Commercial pilots at 9,000 feet reported house sized hull fragments of the ships flying past their plane. A mile and a half south of the base every home in the town of Port Chicago was damaged. 
The northern wall of the crowded movie theater (above)  buckled as if punched by a giant fist and the ceiling fell - but none of the 192 white patrons were injured. 
Debris fell two miles away. Forty miles away the fireball 3 miles in diameter was clearly visible. People 200 miles away heard the blast. The explosion was comparable in size to that which would occur one year and three weeks later over Hiroshima, Japan.
Three weeks and one day later, on 8 August, 1944. 328 African-American stevedore survivors at Port Chicago refused to load another Liberty Ship, the USS Sangay,  unless their officers were replaced and safety procedures were improved.  Eventually 208 men were reassigned to menial duties until finally issued a dishonorable discharge. Another 50 were convicted of mutiny and sentenced to hard labor. After the end of the war the fifty were released and given a “general discharge under honorable circumstances”.

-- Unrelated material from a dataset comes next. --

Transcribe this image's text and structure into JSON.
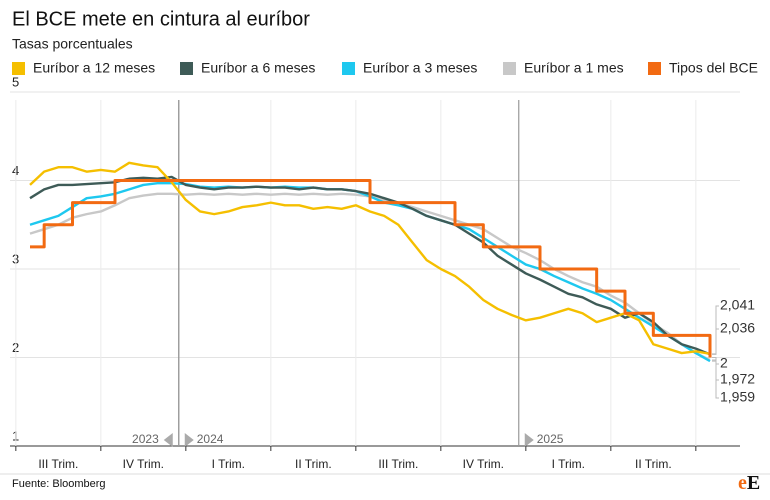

The irrational disparity of punishments made no more sense than the reasons some lived while others died in the explosion. Within a few months, a Navy review board offered lessons learned, and last on their list of suggestions, was: “The inadvisability of employing 100% colored ordnance battalions to handle and load ammunition was amply demonstrated.”  It wasn't much as a lesson, and the language invited misunderstanding and false justification. But for the victims, each distanced now from the blast by space and time, the explanation of the tragedy at Port Chicago was pure farce and insult. And surely we can do better than that, three quarters of a century later.